Crucial features in several Athabascan uranium deposits are the cross-cutting fault zones. Dahrouge confirmed the Davy Lake conductor has cross-cutting fault zones having a sinistral (left-sided) fault about halfway along its length. According to Dahrouge, there’s also a “conductor extension which crosses the fault from west to east and ‘flows’ out into a small, sub-circular magnetic lower.” As with numerous with the Athabascan uranium deposits, which tend to become discovered between overlying sedimentary units and underlying basement rocks, the Davy Lake conductor fits the bill. Strathmore Mineral’s president, David Miller, told StockInterview.com, “the 50-plus kilometer geophysical anomaly appears to indicate a basement conductor.” However, Mr. Miller tempered the exhilaration in the air, “A geophysical anomaly doesn’t make an ore body. These exciting initial outcomes will be followed up with infill geophysical lines, followed by ground geophysics, followed by shallow drilling, looking for alteration. When we have narrowed the target to drill, we will pull inside the big rigs and test the conductor at the unconformity.” Dahrouge remains excited about the Davy Lake conductor, and said, “Clearly this represents an superb exploration target for unconformity kind uranium deposits.
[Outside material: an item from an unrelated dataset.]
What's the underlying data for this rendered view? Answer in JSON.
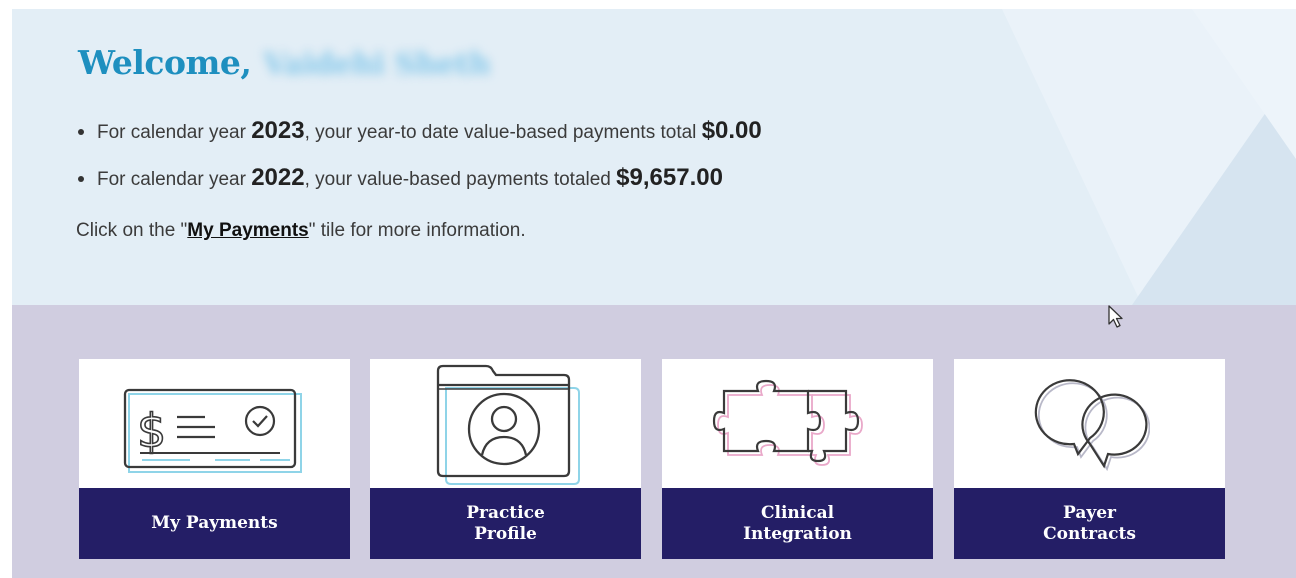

What does all that suggest? It could explain why Strathmore Minerals may possibly properly be around the road to a world-class uranium discovery as further exploration much more clearly defines how important individuals newly discovered conductors may possibly turn out to be. Meanwhile, Strathmore’s New Mexico and Wyoming qualities (amounting to potentially a number of million lbs of uranium resource) are within the preparatory phase from the permitting method. As the area uranium cost inches forward for the widely accepted short-term target above $40/pound, several of Strathmore Mineral’s properties might grow to be instantly much more valuable to a utility organization who will someday will need the company’s uranium oxide to fuel their nuclear reactor.